Stokols' interest in cross-disciplinary collaboration goes back many years. In graduate school he petitioned to add minors in city planning, sociology and public health to his social psychology program. I wanted a broader, more community-oriented perspective that went beyond the laboratory orientation of experimental social psychology,” he says.
At UC Irvine he worked his way up to director and founding dean of the School of Social Ecology, where interdisciplinary approaches link research and community problem-solving -- "all the things I am interested in."
Also at UCI, he participated in a National Institutes of Health-funded Transdisciplinary Tobacco Use Research Center (TTURC), where he studied the participants’ daily interactions, accomplishments and frustrations; he used that experience to assist the National Cancer Institute in evaluating its transdisciplinary research and training centers initiatives.

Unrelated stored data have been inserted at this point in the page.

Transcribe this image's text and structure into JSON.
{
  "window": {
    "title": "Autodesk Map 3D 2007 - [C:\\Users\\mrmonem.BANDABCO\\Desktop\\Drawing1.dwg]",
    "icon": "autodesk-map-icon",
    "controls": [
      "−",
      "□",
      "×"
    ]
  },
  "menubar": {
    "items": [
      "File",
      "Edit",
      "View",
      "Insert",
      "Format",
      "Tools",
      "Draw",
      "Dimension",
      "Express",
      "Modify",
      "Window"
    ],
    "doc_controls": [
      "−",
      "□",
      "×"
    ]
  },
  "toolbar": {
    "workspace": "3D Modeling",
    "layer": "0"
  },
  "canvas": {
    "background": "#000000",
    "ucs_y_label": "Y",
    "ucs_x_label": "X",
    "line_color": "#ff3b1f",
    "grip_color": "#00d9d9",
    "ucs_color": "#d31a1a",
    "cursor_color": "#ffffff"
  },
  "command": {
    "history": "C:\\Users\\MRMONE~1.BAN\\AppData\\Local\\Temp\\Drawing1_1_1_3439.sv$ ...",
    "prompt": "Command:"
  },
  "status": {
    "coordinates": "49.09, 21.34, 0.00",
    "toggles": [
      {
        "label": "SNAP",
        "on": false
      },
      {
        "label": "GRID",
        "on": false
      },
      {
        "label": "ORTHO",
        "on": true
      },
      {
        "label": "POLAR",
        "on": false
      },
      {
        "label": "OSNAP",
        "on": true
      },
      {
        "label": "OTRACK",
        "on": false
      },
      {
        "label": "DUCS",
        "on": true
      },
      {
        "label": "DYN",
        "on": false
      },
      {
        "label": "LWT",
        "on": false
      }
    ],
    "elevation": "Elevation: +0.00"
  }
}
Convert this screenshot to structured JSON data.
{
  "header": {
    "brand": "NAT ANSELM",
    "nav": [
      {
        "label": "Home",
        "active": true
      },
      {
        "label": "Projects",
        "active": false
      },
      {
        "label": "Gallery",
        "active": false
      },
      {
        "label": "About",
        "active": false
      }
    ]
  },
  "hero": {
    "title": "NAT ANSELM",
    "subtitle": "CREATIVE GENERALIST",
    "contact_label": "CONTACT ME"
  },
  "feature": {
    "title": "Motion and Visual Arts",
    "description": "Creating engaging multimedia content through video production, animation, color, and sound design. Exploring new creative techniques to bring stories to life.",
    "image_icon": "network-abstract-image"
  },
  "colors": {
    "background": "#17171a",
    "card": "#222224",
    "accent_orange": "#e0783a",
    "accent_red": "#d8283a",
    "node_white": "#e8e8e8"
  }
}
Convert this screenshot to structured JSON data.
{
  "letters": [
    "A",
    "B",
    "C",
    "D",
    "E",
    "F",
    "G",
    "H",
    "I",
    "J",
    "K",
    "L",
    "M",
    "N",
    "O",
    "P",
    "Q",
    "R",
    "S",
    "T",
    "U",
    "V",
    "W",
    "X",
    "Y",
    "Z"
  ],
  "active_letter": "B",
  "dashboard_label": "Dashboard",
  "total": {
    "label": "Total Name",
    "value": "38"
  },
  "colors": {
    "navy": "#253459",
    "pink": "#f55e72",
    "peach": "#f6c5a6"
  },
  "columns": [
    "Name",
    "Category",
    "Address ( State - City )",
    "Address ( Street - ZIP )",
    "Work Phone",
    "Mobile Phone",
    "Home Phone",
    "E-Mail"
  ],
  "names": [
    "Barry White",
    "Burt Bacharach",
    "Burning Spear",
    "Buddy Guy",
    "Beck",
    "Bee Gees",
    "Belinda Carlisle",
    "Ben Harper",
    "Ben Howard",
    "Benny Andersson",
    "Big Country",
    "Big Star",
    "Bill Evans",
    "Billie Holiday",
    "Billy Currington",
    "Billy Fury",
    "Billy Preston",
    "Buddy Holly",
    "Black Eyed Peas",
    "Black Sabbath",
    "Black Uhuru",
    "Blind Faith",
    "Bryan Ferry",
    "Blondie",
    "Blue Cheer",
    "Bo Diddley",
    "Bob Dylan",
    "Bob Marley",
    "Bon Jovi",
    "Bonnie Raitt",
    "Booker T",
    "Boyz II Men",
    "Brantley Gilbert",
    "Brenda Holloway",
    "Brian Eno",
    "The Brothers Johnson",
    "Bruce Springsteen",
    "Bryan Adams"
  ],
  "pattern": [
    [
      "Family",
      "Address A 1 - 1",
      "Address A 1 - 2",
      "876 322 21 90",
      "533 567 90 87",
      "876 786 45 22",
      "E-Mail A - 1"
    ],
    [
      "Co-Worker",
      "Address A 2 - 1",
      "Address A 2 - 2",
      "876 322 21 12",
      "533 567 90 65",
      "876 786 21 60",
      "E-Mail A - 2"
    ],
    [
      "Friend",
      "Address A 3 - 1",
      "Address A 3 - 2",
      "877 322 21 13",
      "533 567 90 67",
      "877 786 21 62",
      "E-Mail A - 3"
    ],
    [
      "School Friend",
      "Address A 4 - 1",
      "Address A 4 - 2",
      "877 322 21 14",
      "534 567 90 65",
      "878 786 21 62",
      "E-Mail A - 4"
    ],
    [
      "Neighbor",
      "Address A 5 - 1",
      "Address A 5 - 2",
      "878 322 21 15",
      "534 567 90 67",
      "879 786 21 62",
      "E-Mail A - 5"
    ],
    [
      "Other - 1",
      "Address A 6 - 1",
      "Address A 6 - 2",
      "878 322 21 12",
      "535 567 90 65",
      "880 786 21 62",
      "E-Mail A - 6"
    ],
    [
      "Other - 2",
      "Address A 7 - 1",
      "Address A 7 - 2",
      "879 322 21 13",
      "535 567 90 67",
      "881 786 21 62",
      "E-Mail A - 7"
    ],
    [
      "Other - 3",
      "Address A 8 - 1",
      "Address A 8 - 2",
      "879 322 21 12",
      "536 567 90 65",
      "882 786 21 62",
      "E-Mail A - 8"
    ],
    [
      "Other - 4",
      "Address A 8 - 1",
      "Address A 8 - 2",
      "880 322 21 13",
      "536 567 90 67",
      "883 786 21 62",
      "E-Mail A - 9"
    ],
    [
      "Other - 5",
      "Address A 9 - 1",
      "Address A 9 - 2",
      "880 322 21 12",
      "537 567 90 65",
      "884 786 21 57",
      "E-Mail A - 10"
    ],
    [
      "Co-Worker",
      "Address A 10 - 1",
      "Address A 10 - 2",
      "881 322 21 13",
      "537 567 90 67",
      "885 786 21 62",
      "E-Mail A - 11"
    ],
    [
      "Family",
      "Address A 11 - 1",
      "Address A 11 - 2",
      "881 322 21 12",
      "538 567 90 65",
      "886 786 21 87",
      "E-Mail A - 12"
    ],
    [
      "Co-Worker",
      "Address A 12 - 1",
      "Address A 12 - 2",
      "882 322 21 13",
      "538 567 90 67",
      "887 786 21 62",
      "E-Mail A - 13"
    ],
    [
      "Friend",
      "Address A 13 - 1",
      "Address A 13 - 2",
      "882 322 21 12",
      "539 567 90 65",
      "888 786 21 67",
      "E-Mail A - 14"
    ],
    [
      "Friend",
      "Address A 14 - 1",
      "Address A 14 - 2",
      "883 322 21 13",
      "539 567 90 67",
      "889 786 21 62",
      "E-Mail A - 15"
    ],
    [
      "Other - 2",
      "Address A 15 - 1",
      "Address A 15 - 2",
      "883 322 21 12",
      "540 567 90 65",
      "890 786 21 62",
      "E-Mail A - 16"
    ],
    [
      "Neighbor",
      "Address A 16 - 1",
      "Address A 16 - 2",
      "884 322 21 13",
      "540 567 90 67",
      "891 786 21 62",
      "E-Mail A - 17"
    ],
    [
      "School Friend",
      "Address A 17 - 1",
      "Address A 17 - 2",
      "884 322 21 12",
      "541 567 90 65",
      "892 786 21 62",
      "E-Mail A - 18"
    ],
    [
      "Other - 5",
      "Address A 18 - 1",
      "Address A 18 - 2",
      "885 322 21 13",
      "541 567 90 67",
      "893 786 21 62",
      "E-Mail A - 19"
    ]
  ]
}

Currently, he consults with the National Academies, helping to evaluate the scientific output of its National Academies Keck Futures Initiative (NAKFI) seed-grant program.
More and more, he says, large cross-disciplinary scientific teams are the norm in the world of research. “Knowledge is getting so specialized that in order for someone to tackle complex scientific or societal problems they have to combine their very focused knowledge with areas that compensate for their blind spots.”
Multidisciplinary, interdisciplinary, or transdisciplinary research, however, are not panceas. “I’m not a cheerleader for everybody being transdisciplinary or even interdisciplinary,” Stokols says. “I think some people work better drilling down into a particular discipline and coming up with breakthroughs [that way].
“I don’t feel one size fits all. You do not necessarily have to do science bigger; you have to do it smarter.”